“One man’s meat is another man’s poison,” and what the late Government considered to be extensions of principle, developments and generalizations, their successors stigmatize as—
“Red ruin and the breaking up of laws.”
The present condition of Whist may be briefly and graphically expressed by the well-known epitaph:—
“I was well, I wanted to be better, now I am here.”
Among all the quasi-extensions of spurious principles, one fine old crusted principle is in danger of being lost sight of altogether, and now that attention is called to it, I sincerely hope that no modern pedant will be tempted to extend it. The principle is, TO LEAVE WELL ALONE.

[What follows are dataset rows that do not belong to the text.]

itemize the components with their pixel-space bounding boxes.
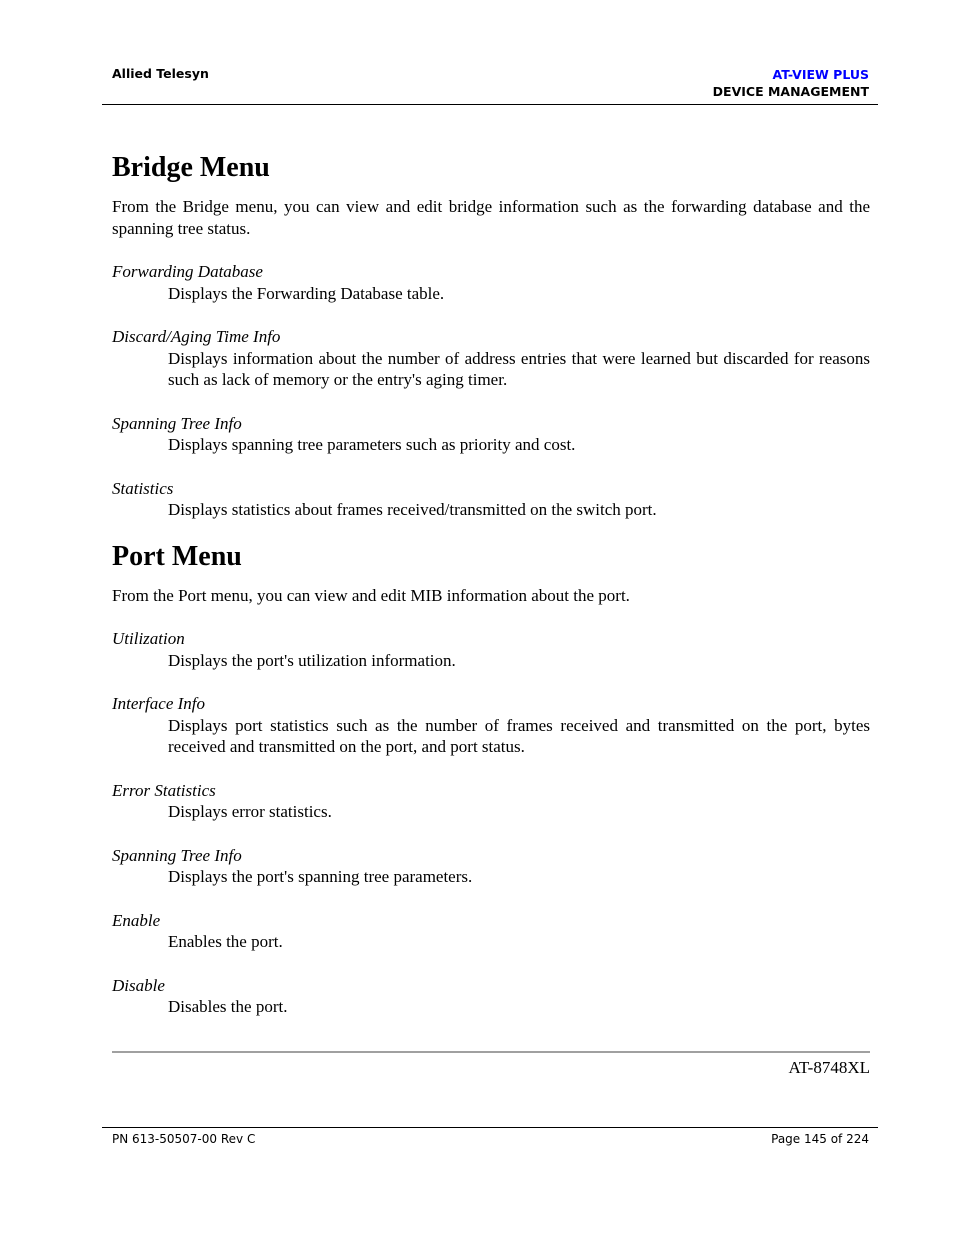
- page-content: [112, 148, 870, 1018]
- port-menu-section: [112, 537, 870, 1018]
- footer-part-number: PN 613-50507-00 Rev C: [112, 1132, 256, 1146]
- port-menu-heading: Port Menu: [112, 540, 242, 572]
- bridge-item-desc: Displays statistics about frames received/transmitted on the switch port.: [168, 500, 657, 519]
- bridge-item-desc: Displays spanning tree parameters such as priority and cost.: [168, 435, 576, 454]
- bridge-item-desc: Displays the Forwarding Database table.: [168, 283, 445, 303]
- port-item-desc: Displays error statistics.: [168, 802, 332, 821]
- bridge-item-term: Discard/Aging Time Info: [112, 327, 281, 346]
- header-divider: [102, 104, 878, 105]
- footer-page-number: Page 145 of 224: [771, 1132, 869, 1146]
- bridge-menu-intro: From the Bridge menu, you can view and edit bridge information such as the forwarding database and the spanning tree status.: [112, 197, 870, 238]
- port-item-term: Error Statistics: [112, 780, 216, 800]
- bridge-menu-heading: Bridge Menu: [112, 152, 270, 183]
- port-item-term: Utilization: [112, 629, 185, 648]
- port-item-term: Disable: [112, 975, 165, 995]
- port-item-desc: Disables the port.: [168, 997, 288, 1016]
- bridge-item-term: Spanning Tree Info: [112, 413, 242, 433]
- port-item-term: Interface Info: [112, 694, 205, 713]
- port-item-desc: Displays the port's utilization information.: [168, 650, 456, 670]
- header-product: AT-VIEW PLUS: [772, 67, 869, 82]
- port-item-desc: Enables the port.: [168, 932, 283, 951]
- model-label: AT-8748XL: [788, 1058, 870, 1077]
- bridge-item-desc: Displays information about the number of address entries that were learned but discarded for reasons such as lack of memory or the entry's aging timer.: [168, 348, 870, 389]
- port-menu-intro: From the Port menu, you can view and edit MIB information about the port.: [112, 585, 630, 605]
- header-section: DEVICE MANAGEMENT: [712, 84, 869, 99]
- port-item-term: Enable: [112, 910, 161, 930]
- port-item-term: Spanning Tree Info: [112, 845, 242, 865]
- footer-divider: [102, 1127, 878, 1128]
- port-item-desc: Displays the port's spanning tree parameters.: [168, 867, 473, 886]
- bridge-item-term: Statistics: [112, 478, 174, 498]
- bridge-menu-section: [112, 148, 870, 521]
- header-right: [713, 66, 869, 100]
- port-item-desc: Displays port statistics such as the number of frames received and transmitted on the port, bytes received and transmitted on the port, and port status.: [168, 715, 870, 756]
- header-company: Allied Telesyn: [112, 66, 209, 81]
- bridge-item-term: Forwarding Database: [112, 262, 263, 281]
- content-footer-divider: [112, 1051, 870, 1053]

Such are the three remarkably unstable pillars, on which rest the proposals for upsetting the recognized play of the first, second, and third hand; and if they give way, down comes the entire superstructure. Happily, the purely academic discussion on the American leads is not likely to trouble the general public much; its fascinations for them are not great, but if those fascinations should induce the doctrinaire mind to lessen its mischievous activity in other directions, it may yet turn out to be a blessing in disguise. As we are threatened with a book devoted to these leads, I confine myself to mentioning that in answer to eighteen enquiries, “What do you think of the new leads?” sixteen replies were to the effect that a good player, if he took his coat off and went into the matter thoroughly, might master them in six months, and a duffer, under the same circumstances, in half a century, but that in neither case was the game worth the candle; the advice of the other two, to “go to Bath and get my head shaved,” was rude, and the latter half of it quite uncalled for.

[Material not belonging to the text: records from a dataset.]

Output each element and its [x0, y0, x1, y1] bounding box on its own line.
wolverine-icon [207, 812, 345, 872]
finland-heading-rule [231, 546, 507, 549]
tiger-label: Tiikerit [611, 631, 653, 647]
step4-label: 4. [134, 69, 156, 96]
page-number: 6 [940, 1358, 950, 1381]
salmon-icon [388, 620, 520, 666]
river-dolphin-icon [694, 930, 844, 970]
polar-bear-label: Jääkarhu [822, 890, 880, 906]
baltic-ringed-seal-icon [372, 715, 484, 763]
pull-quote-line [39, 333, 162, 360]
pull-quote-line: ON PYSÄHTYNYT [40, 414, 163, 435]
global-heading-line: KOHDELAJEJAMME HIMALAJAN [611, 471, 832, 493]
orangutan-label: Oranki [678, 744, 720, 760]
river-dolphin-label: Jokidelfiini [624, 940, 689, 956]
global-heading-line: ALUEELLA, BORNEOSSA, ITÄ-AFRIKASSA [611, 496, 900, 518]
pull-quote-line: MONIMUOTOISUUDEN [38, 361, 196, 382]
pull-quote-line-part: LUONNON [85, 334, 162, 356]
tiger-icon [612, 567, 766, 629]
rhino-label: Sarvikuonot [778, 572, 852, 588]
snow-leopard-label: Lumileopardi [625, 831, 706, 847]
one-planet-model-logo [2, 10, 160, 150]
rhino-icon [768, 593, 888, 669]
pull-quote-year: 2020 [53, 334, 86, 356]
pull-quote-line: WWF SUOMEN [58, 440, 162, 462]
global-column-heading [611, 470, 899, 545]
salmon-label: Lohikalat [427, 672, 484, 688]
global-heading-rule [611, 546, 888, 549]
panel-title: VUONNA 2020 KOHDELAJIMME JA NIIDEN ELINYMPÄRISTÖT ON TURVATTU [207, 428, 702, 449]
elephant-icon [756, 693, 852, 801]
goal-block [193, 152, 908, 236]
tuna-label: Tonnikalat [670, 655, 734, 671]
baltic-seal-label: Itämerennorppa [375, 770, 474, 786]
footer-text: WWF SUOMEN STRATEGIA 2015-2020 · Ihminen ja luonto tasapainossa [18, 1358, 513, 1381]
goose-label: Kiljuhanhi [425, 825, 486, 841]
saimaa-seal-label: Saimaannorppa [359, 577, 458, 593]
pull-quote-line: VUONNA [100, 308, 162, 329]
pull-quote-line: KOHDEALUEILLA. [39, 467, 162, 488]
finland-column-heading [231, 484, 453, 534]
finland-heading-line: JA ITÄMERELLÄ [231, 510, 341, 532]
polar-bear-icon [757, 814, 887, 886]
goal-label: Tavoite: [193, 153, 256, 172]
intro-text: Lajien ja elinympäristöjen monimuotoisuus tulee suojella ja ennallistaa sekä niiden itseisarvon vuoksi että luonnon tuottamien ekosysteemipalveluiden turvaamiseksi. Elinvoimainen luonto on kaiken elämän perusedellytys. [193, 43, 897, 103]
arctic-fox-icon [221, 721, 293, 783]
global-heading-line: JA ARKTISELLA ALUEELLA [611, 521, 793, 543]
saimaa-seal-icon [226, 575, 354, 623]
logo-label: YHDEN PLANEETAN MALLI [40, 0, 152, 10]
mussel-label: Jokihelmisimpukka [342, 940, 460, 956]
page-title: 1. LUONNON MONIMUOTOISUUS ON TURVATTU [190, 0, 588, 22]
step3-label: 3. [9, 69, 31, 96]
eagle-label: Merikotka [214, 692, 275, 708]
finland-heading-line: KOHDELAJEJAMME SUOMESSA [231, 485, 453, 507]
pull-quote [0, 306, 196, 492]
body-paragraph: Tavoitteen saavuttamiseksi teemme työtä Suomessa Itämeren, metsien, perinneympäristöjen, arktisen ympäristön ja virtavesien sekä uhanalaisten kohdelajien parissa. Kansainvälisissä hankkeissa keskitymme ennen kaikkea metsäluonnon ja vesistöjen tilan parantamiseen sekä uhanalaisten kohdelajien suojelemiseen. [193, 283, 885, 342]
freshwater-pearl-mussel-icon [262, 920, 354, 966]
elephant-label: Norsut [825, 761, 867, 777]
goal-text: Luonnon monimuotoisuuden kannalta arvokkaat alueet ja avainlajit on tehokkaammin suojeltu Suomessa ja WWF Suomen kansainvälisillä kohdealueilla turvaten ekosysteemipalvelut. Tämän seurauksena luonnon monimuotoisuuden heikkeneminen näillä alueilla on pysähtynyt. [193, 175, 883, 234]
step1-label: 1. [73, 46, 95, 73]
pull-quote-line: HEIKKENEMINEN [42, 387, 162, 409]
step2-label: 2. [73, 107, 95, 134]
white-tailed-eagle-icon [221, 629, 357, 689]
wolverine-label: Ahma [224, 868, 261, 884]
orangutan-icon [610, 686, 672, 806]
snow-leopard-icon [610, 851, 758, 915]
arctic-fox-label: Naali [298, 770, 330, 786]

WHITTLING AT THE SMALL END OF NOTHING. CONVENTIONS AND ELABORATE RULES FOR EXCEPTIONAL PLAY.
So many articles have we had endeavouring to explain what a convention is, from the Cavendish point of view, that at last the common-sense view, driven from these inhospitable shores by the interminable flux of words, has taken refuge at the Antipodes; it was seen in the office of The Australasian in May, 1884, and I presume it is there yet. If at any time you happen to be passing through Melbourne, and send in your card to the editor, I have no doubt he will show it to you. Item,—two long articles giving minute directions when not to lead trumps from five.
If the basis of play is always to lead the longest suit these directions must be altogether unnecessary; the answer is self-evident. “You should invariably lead the penultimate from a five suit of trumps, save and except when you hold a plain suit of greater length, and then you should lead the highest but three.”